A la création du monde, Dieu a séparé la lumière des ténèbres, comme le rappelle un carton au début de la projection. Depuis, ça c’est compliqué.

Très peu de lumière, pas complètement l’obscurité pourtant, aux premières images d’El Club, film où le clair-obscur sera bien davantage qu’un effet visuel. Le cinquième long métrage de l’auteur de Tony Manero et de No est un film d’horreur, une horreur à la fois très réelle, factuelle, et ouverte sur des gouffres insondables.

Les faits, ce sont ces maisons, parfois luxueuses parfois non (celle-là ne l’est pas), où l’Eglise met à l’écart du monde les prêtres convaincus d’avoir commis des crimes – abus sexuels sur des mineurs le plus souvent.

Ces messieurs parfois très âgés, parfois encore verts se retrouvent entre eux parfois pour des années ou des dizaines d’années, assignés à une sorte de réclusion protectrice, qui leur fait échapper à la loi des hommes, mais les contraint à un jeu complexe de silence, d’évitement, de connivence, d’arrangements avec le fil des jours. C’est « le Club », sur une falaise de la côté chilienne, un peu à l’écart d’un bourg de pêcheurs, sous la surveillance d’une nonne.

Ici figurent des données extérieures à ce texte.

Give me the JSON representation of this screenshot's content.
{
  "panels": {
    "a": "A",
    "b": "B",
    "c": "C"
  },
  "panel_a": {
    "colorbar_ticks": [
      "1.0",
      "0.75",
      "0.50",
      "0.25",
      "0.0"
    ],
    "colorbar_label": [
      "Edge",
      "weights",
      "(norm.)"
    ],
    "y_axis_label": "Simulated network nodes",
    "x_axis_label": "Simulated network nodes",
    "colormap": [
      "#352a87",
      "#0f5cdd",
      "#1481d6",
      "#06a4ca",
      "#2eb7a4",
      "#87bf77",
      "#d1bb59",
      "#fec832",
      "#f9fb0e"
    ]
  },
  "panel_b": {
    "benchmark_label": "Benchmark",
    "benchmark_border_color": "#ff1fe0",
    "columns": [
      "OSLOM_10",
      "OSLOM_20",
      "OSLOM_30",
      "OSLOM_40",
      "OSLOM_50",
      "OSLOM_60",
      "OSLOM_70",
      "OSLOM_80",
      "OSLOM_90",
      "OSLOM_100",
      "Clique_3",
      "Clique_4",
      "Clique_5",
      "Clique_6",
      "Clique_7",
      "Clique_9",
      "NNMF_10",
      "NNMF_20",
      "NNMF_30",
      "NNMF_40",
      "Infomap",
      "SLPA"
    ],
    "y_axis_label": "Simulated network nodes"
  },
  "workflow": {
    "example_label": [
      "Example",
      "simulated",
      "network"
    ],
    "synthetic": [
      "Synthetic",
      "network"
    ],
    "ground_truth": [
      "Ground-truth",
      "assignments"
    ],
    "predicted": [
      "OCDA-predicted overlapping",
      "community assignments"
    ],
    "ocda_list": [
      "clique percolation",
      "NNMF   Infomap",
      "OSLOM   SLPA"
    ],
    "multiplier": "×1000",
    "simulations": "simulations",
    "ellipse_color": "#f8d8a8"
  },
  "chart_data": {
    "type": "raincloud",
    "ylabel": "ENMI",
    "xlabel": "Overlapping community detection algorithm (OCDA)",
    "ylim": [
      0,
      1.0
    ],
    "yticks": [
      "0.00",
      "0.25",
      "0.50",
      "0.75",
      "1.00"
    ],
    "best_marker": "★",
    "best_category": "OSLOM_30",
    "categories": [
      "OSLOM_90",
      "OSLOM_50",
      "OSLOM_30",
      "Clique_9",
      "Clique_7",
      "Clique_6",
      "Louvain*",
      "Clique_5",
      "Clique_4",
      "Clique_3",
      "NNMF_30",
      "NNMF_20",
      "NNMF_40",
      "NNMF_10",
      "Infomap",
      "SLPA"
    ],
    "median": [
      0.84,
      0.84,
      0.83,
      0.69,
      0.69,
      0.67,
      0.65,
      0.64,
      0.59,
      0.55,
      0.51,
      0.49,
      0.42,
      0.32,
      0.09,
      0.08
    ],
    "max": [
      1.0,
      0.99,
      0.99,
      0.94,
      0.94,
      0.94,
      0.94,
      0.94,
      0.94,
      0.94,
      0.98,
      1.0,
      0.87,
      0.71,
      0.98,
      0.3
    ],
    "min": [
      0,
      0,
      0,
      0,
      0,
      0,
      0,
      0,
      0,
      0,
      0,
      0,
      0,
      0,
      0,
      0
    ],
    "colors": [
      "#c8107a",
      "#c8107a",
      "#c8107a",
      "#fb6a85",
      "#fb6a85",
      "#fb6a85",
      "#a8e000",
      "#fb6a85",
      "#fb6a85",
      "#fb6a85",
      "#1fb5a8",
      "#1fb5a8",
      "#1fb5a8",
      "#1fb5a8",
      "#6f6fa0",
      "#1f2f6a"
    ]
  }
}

Cette société fermée, crispée, est perturbée l’irruption de trois personnages et d’un séisme. Débarque un nouveau curé relégué, suivi à la trace par un illuminé qui parcourt le village en clamant avoir été victime des agissements du nouveau venu, surgit une mort violente et sacrilège, apparait un inspecteur envoyé par le Vatican, dont dépend cette étrange institution.

Dans le secret des chambres de chacun des habitants de la maison, dans les rues d’une petite cité dont la habitants, pour la plupart croyants et pieux, ne savent trop que faire de ces types en si curieuse villégiature, sur la lande ouverte aux grands vents et au souffle de passions profanes qu’incarnent de manière très cinématographique les courses de lévriers, un jeu complexe et troublant se met en place.

Tout l’art de Larrain, qui ne cesse de s’affiner de film en film, consiste à ne rien céder sur l’essentiel, à ne sombrer dans aucun relativisme, tout en accueillant la complexité des situations, et en ne laissant jamais le spectateur dans le simplisme d’une condamnation où il serait certain de tenir le beau rôle.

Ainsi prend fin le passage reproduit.